I don’t cope well when I don’t know what to expect. It’s hard to cope with uncertainty. This has always been true for me. And it’s true for everyone, to some degree, but it’s pretty extreme for me. And yet that’s exactly what these last 20+ months have demanded from us, nonstop, especially for those of us who are parents of younger kids. I’ve worked hard to become more flexible, more able to go with the flow and roll with the punches and so on, than I was as a kid, and I’m glad for the work Past Me did on that front because it’s been vital during this pandemic. But the problem right now is that I feel like I’ve used up whatever coping skills have been getting me through so far. It feels like I’ve been pacing myself through a marathon (I used to be a good marathoner, so this is an informed analogy!), and made it through 26.2 miles to what I thought was the finish line, and instead, everyone is saying, “haha, dumbass, this is actually a 100 miler! And you’d better not slow down!” And that’s less about the intensity of the work that’s been demanded from me (and every other person who teaches), though that’s certainly part of it, and more about the coping skills that have been required. Every day I have to function without information needed to plan exacts a price from me, that’s the only way I can describe it. And I worry a bit about what this means for me, and people wired like me (because I know these are traits common amongst the neurodivergent) as the future becomes less and less predictable. I mean, in truth, the future is always unknown and always has been, but think of how often we’ve had to use the word “unprecedented” in the last few years. These are hard times for people wired like me, so be gentle.

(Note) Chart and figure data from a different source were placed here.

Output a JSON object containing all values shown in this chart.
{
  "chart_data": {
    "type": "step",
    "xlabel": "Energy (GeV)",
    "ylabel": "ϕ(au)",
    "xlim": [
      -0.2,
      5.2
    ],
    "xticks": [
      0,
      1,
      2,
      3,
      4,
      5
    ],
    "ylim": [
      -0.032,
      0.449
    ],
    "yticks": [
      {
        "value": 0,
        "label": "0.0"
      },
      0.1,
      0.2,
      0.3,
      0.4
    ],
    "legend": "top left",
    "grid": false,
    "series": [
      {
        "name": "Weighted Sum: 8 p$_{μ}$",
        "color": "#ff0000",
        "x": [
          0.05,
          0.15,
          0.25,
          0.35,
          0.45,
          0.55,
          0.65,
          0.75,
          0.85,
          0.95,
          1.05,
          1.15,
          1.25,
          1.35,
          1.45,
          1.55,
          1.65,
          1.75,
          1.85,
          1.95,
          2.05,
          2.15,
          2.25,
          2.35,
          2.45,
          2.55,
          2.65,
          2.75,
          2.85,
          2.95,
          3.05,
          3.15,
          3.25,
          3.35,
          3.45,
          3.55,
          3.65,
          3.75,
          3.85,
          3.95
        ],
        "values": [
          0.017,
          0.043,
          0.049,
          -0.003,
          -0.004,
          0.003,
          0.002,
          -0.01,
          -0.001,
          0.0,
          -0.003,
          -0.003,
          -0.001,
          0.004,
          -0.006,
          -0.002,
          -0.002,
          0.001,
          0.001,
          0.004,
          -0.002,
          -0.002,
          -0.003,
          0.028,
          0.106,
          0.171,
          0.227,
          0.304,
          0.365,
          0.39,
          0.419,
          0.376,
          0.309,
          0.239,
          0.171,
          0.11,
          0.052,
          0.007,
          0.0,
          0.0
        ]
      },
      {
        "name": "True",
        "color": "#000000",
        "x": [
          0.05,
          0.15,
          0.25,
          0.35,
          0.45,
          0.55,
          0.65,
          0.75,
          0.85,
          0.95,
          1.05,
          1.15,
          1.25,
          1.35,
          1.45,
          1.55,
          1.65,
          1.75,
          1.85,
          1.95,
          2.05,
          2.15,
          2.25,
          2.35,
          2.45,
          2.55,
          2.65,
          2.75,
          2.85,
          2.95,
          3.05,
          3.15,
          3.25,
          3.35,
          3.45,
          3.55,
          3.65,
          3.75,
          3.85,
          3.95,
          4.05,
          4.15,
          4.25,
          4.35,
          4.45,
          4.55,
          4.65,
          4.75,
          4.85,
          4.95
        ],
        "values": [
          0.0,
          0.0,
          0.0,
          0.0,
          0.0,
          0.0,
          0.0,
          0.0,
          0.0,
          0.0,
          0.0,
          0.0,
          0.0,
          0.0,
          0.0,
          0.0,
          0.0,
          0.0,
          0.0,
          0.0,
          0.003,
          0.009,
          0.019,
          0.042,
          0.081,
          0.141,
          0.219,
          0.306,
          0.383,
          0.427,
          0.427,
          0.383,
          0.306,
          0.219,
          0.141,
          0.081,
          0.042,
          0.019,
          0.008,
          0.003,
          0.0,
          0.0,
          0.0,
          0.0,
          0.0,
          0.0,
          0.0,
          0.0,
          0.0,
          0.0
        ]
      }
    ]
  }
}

Knitting is definitely one of the tools I use to cope. It keeps my hands busy, which calms me, and it gives me a task that IS mostly predictable, even if projects don’t always turn out the way I’d hoped. (But of course, even knitting has in some ways been a source of pain rather than comfort during this pandemic; I’m still relearning how to be a knitter without Ravelry.) Now that I’m not going to be working from home, I need to figure out good ways of having portable knitting projects again. That was part of the impetus (along with my new boots!) for getting back into sock knitting earlier this summer. Here’s the sock I finished most recently:

Currently partnerless sock.

It might be a little hard to tell in that photo that the fit isn’t super great, but what is obvious in that photo is just how high my arches/instep are. And what I’m finding is that the garter rib pattern kind of pulls over the instep in this sock, which were knit toe-up using a “Padded Sweet Tomato Heel”:

Currently partnerless sock.

It’s not actually uncomfortable once the sock is on, but I do think that as much as I enjoy the process of creating a Padded Sweet Tomato Heel, it doesn’t work well for my foot; I need more of the added height that a standard heel flap provides, I think. It’s a little funny to realize this after knitting just one sock, because it means that unless I want to rip this sock out or have mismatched socks, I’m going to need to knit another sock that I know isn’t the best fit for my foot. But it’ll still fit me and it’ll give my hands something to do. And then the next sock can be a heel flap sock; perhaps I’ll look into how one creates a heel flap from the toe-up, but more likely, I’ll just go back to my old familiar cuff-down heel flap sock pattern. Because familiar is what I need most right now.